In these words the article of the Lord Christ’s descent into hell is based. This article has been disputed by many who say that the ancients did not have this little phrase—“descended into hell”—in their symbol or in their Creed. Such errors should be diligently refuted with God’s Word. For we believe and confess truthfully that he descended into hell and released all Christians captive to the devil, and removed all the devil’s power so that he can no longer harm us. For us he went below, so that we would not enter hell and remain there forever.

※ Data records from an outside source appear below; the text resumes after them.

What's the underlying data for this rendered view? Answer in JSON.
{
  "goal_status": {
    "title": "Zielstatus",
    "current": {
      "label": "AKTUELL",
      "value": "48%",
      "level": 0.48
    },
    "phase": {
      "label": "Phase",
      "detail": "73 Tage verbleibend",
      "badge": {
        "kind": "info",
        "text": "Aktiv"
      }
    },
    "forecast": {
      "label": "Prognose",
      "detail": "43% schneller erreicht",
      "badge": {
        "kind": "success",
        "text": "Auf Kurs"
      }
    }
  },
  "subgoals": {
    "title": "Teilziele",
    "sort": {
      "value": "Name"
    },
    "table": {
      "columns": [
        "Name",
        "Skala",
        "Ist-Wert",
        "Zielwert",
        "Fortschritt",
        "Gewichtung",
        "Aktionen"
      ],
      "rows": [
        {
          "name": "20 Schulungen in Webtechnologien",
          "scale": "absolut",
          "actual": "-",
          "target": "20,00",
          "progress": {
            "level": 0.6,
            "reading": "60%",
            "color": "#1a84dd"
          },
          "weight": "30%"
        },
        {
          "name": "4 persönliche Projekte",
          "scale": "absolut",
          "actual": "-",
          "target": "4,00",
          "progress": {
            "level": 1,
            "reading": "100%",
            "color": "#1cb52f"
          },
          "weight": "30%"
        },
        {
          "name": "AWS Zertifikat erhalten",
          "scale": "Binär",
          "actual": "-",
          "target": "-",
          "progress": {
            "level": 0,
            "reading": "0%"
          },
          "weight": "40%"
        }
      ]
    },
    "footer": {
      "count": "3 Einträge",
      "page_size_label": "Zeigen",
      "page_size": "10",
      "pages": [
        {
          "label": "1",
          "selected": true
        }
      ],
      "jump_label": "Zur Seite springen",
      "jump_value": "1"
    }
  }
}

So, the words of this psalm are clear: “You will not leave my soul in hell.” For from this it follows undeniably that the Lord descended into hell, as also Psalm 30 says: “Lord, you have led my soul out of hell.” And Psalm 86: “Your goodness is great over me, and you have saved my soul from the depths of hell.” So also Saint Paul says in Ephesians 4 “that Christ ascended, what is this other than that earlier he descended into the lower regions of the earth?” Therefore it is a harmful error that the Papists pretend that this article of faith—“descended into hell”—has no basis in Scripture but that it is merely a tradition of the church. And with this they agree who say that the word Sheol, “hell,” in Scripture means nothing other than the grave. As a result of this clever trick the articles of faith will be weakened and in the end not one will be affirmed. . . . What would we be able to say about eternal damnation? And many other horrid errors would follow if the word Sheol should mean a grave every time in Scripture.
Psalms 1-72, ed. Herman J. Selderhuis, Reformation Commentary on Scripture, OT vol. 7, pp. 125-26.